Cross Validation

What is Cross Validation?

Cross validation is a statistical method used to evaluate the performance of a model or algorithm in quant trading, as well as in other fields such as machine learning and data science. It can be used to test or train how well a model generalizes to unseen data by dividing the data into multiple subsets and iteratively training and testing the model on different combinations of these subsets.

In the algorithm development process, the cross validation method can be used to reduce the chance of overfitting the strategy to the data, which can lead to poor performance in live trading.

How does Cross Validation work?

The method divides the original data into multiple subsets between training, testing then a validation set. By doing this, it will increase the robustness of the final algorithm as the model parameters are tuned overtime as if the algorithm is developed using live market data.

As you expect, as the algorism is being trained on the training set, and tested independently on the testing and validation sets for overfitting, if there are signs of overfitting, then the effectiveness of the strategy will decrease meaningfully in these 2 additional sets of data.

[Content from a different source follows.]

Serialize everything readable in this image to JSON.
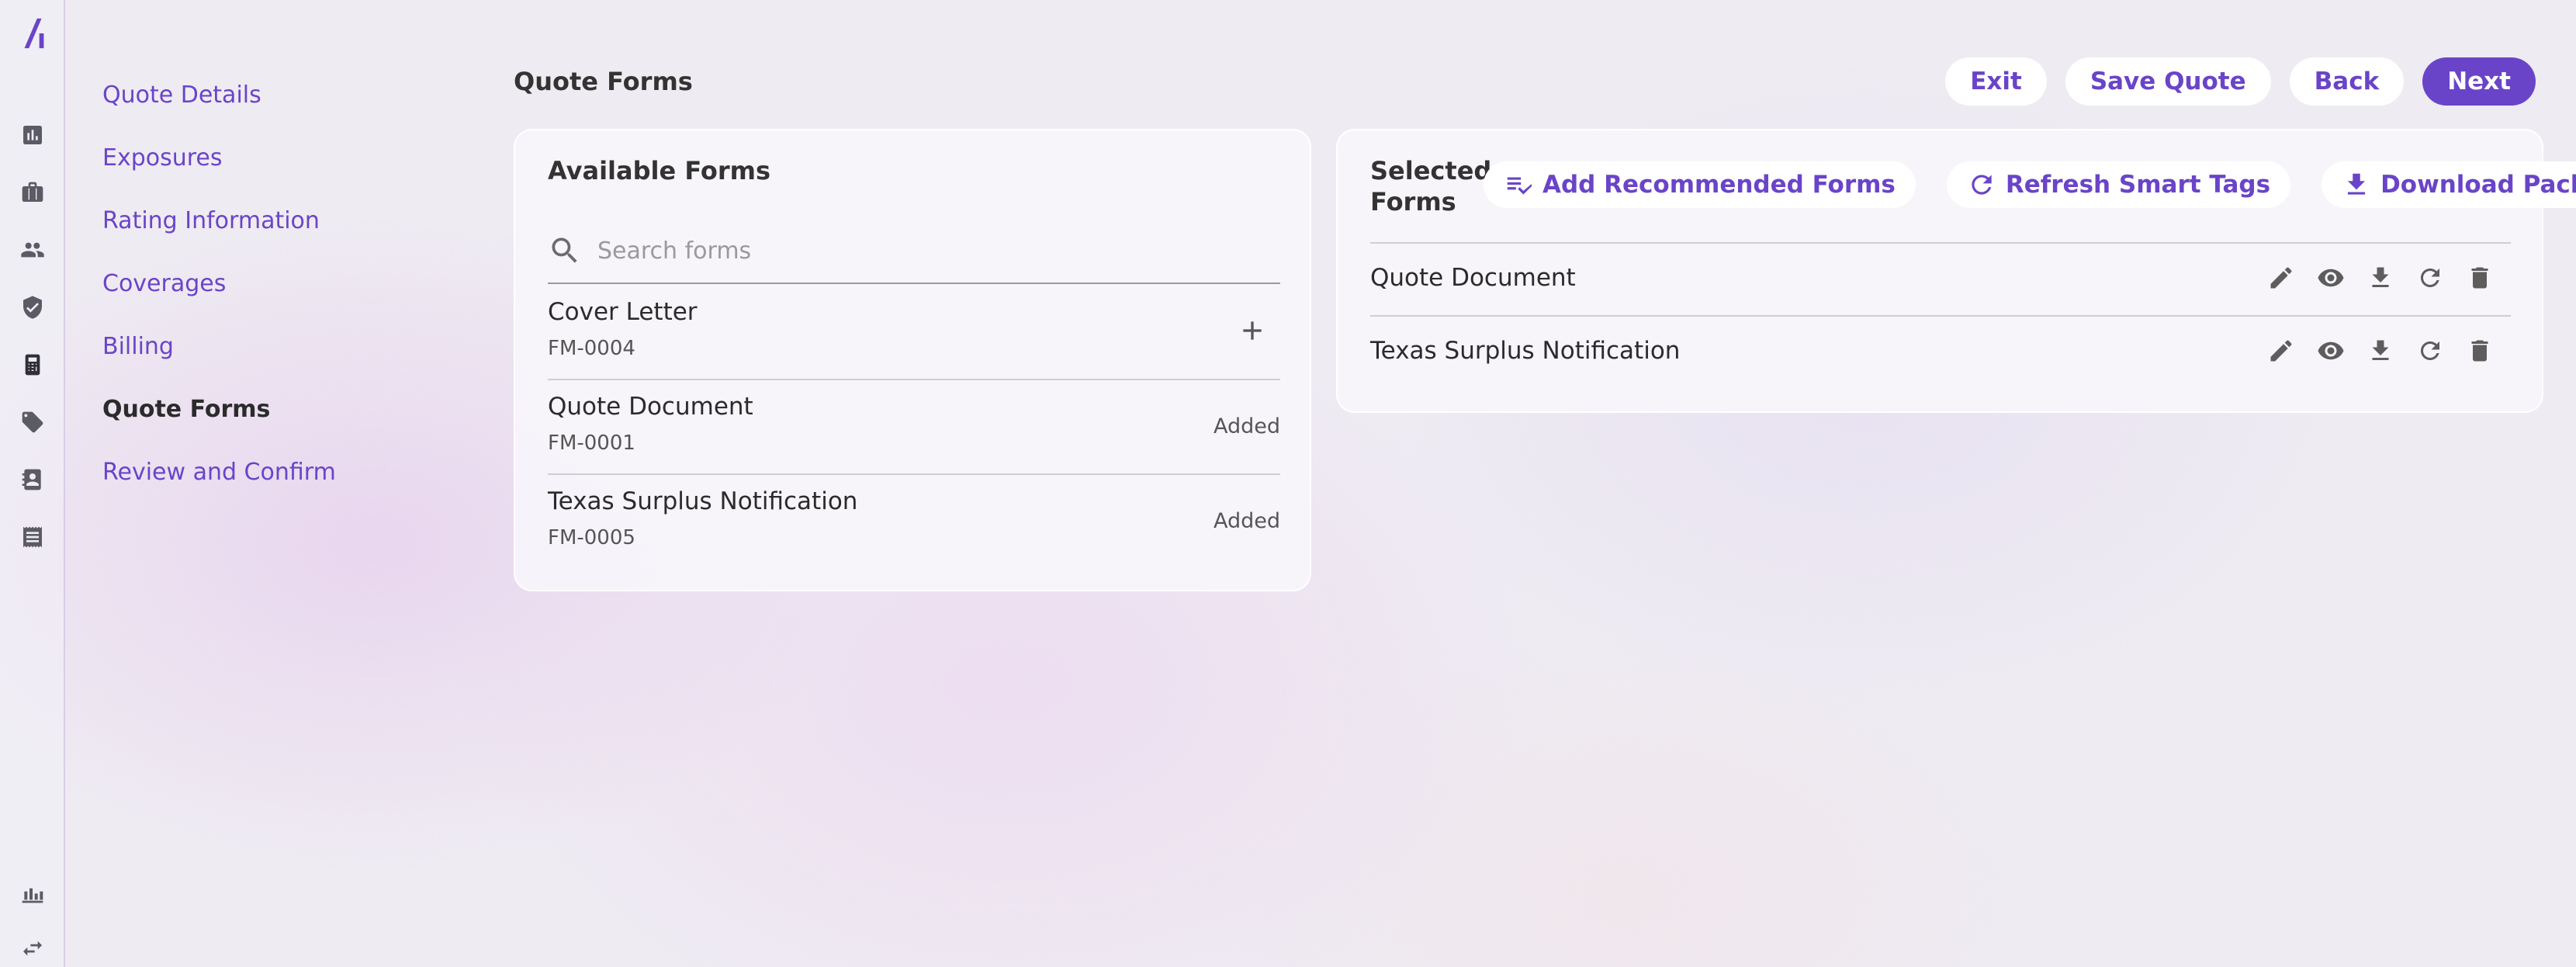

In quantitative trading, cross validation can be applied to assess the predictive power of trading strategies or models before deploying them in live trading. The process typically involves the following steps:

  1. Divide the historical data into a number of folds or subsets, often maintaining the chronological order of the data.
  2. For each fold, train the trading model on a combination of the remaining folds and test its performance on the current fold. This way, the model is always tested on data it has not seen during the training phase.
  3. Aggregate the performance metrics from each fold to estimate the overall performance of the model.

Cross-validation helps ensure that a model is robust and can perform well on unseen data, leading to more reliable and consistent trading results.

Example of Cross Validation

source: scikit-learn

The downside of using Cross Validation

By using cross-validation, quants can minimize the risk of overfitting their models to historical data. But in order to increase effectiveness, the data series has to be broken up over multiple cross validation series so the algorithm ends up being tested multiple times for overfitted ness.

The downside of this approach, as you expect, requires the data series to be of sufficient quantity that after breaking it down into the various components, the sample size of each individual fold is still meaningful enough to test the strategy against.

One way of extending the data series in testing a generalized model is to use prices of different data series that are similar to the target market of the strategy.

  • For example, if you are testing the model on the S&P 500, the same can be applied to NASDAQ or Russell 2000 index as these are highly correlated and similar price series to an extent.
  • If the model is tested on individual stocks, then stocks in the same industry can be used to expand the data set. For example, Goldman Sachs and Morgan Stanley in the financial sector. Apple, Google and Meta in the technology sector.